How large employers are upping benefits to stave off the Great Resignation
In addition to making health benefits more attractive, employees are bolstering areas such as mental health and financial planning.
A new report finds large employers have moved to limit health care cost increases to employees and expand health plan options in the two years since the beginning of the COVID-19 pandemic.
The “State of Employee Benefits” report from Benefitfocus outlines significant adjustments both on the part of employers and employees. The study, released in three parts, looks at large employers, midsize employers, and health trends.
For the large employers’ report, the study found companies working to respond to a changing labor market. As the Great Resignation created a new focus on attracting and retaining employees, the report found that companies have moved to make their health benefits more attractive. At the same time, large employers are showing more interest in areas such as mental health and financial planning.
More options, lower cost increases
A major finding of the report is that large employers clearly are making an effort to respond to employee concerns about high health care costs.

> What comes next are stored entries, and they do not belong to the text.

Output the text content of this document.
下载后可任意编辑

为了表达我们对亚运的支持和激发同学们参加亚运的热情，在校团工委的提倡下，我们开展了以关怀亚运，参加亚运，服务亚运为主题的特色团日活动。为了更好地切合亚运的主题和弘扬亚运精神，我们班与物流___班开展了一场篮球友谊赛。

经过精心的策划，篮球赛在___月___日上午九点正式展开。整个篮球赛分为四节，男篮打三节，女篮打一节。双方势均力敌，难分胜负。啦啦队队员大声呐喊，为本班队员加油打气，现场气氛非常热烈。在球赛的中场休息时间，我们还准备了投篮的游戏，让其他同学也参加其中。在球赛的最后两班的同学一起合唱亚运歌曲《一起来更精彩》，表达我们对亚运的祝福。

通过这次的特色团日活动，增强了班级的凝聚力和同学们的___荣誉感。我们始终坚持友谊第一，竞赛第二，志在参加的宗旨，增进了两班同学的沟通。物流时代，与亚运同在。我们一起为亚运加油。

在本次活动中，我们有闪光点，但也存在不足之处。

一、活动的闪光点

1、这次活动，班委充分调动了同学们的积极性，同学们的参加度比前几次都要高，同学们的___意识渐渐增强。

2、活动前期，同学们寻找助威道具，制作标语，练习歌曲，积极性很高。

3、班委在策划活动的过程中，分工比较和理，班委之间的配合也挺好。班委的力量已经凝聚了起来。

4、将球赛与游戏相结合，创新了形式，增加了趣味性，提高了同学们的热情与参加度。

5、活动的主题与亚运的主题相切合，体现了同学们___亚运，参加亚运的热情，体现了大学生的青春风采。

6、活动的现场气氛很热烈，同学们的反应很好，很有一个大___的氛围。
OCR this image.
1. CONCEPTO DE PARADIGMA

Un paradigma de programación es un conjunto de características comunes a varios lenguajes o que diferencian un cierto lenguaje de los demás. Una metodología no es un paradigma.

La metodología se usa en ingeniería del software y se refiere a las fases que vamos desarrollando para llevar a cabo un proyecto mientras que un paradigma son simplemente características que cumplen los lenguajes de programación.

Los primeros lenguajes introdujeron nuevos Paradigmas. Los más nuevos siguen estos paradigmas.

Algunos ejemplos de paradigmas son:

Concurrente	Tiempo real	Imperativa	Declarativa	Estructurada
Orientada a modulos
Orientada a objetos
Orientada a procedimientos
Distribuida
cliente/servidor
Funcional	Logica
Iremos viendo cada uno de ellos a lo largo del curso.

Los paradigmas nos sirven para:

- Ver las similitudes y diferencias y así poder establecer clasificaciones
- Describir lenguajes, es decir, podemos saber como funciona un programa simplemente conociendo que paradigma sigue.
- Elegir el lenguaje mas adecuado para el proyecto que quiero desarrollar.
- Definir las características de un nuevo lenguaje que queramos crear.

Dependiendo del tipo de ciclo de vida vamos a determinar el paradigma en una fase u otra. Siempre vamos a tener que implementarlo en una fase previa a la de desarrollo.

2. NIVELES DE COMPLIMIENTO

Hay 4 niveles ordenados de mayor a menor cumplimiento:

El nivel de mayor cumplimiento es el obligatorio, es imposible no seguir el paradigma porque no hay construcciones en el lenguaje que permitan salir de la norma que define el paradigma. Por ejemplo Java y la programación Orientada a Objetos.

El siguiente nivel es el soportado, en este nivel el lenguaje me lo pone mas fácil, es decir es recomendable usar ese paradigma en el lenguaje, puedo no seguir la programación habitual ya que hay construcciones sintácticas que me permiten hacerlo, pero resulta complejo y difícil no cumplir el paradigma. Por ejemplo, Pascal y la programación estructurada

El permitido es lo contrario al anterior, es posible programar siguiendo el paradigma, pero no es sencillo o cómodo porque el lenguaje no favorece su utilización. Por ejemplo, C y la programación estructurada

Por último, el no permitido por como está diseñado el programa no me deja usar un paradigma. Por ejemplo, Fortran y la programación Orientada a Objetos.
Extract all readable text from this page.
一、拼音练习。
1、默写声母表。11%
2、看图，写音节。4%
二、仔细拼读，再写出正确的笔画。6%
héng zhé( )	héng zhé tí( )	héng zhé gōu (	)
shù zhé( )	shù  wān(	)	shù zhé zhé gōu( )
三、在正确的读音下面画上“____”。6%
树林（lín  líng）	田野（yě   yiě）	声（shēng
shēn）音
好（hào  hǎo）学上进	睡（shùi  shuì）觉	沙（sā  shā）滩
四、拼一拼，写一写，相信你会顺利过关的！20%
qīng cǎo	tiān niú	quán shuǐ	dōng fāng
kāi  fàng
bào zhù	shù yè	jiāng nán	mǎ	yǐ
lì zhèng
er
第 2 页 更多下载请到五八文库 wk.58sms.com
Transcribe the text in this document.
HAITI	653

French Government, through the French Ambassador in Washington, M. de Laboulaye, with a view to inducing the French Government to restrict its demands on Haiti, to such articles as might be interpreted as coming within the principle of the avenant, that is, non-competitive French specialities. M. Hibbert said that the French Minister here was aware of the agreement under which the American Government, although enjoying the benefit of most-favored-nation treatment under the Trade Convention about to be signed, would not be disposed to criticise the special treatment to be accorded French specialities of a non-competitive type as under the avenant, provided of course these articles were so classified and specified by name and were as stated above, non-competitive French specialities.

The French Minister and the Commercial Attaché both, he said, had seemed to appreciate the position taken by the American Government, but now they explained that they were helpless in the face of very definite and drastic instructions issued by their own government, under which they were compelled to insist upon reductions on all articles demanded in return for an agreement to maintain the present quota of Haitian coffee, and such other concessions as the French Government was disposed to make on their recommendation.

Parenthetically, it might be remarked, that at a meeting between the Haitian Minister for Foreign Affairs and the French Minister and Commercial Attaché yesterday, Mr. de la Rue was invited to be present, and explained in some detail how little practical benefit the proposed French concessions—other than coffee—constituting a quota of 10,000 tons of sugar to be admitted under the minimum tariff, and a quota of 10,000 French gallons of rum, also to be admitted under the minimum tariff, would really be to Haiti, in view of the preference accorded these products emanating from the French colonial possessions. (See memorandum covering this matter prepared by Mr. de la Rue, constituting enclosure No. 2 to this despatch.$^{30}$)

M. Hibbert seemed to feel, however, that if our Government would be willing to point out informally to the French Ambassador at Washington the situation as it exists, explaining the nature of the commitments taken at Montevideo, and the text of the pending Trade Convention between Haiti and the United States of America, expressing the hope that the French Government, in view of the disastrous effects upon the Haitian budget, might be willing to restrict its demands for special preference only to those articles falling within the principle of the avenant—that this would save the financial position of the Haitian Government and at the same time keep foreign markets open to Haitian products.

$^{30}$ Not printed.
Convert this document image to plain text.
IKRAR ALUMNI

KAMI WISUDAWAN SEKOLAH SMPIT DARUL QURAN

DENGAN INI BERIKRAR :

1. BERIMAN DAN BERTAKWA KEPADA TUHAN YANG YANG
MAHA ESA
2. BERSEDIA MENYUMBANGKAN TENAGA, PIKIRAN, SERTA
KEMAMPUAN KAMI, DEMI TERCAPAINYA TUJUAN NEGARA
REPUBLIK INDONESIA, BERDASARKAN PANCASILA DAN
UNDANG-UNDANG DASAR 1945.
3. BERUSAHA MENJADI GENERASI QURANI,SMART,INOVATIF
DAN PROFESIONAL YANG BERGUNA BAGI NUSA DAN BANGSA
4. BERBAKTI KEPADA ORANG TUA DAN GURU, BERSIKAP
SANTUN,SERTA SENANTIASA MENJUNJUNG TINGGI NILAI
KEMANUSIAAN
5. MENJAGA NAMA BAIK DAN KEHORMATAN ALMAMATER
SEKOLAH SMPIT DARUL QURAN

One strategy for doing that is holding down cost increases to employees. “In the 2021 plan year, employers took on more of the premium burden for health plans than in previous years to mitigate impacts of the pandemic for employees,” the report noted. Over the last two years, the report said, “Employers [have picked] up the five percent premium increase for individual PPOs, and out-of- pocket cost increases were two percent or less on average,” the report said.
Although costs to employees were slightly higher overall in 2022, other adjustments were also seen. For example, the difference in premium costs for individual high deductible health plans (HDHPs) rose 21% in 2022, reducing the average cost difference between individual HDHP plans and individual PPO plans to just $150 a year for employees.
That adjustment came as employees were showing a significant preference for PPOs over HDHPs in the last two years. In 2020, participation in HDHPs and PPOs were less than ten percentage point apart (PPOs were slightly more preferred). By 2022, interest in the two plans had split sharply, with 48% choosing PPOs and 20% choosing HDHPs. (This data was taken from companies that offered at least one HDHP and one PPO plan).
“HDHP elections experienced a significant decline in 2022 for the first time in two years when employees were given the choice between a PPO and HDHP,” the report said. “The limited changes to out-of-pocket costs…may also have made PPOs more attractive than HDHPs in 2022.”
Large employers were, in general, giving their employees more options, according to the study. Over the five years of the study, the percentage of employers offering both HDHP and PPO plans rose steadily, while the number of companies offering only PPOs or only HDHPs decreased. As of 2022, 77% of large employers now offer an average of five health plan options.
Continued interest in voluntary benefits
The study also found that large employees are interested in voluntary benefits. In the health benefits area, mental health wellness support was a top area of interest. Financial wellbeing, such as help with retirement planning, was another area of interest. In the area of lifestyle voluntary benefits, educational support and maternity/paternity leave were top interests. In the area of professional support, increased paid time off or sick time, along with more flexibility in work arrangements, were the top areas of interest.
“Employers remain persistent in their effort to provide employees with flexible health plan options while also diversifying their voluntary benefit offerings to attract and retain talent,” the report said. “However, more choice creates additional complexity for teams that are already stretched thin as well as employees who may already be overwhelmed. The extent to which employers can rely on their technology solutions for reliable data integrations and automation will determine their capacity to maintain a robust benefits package.”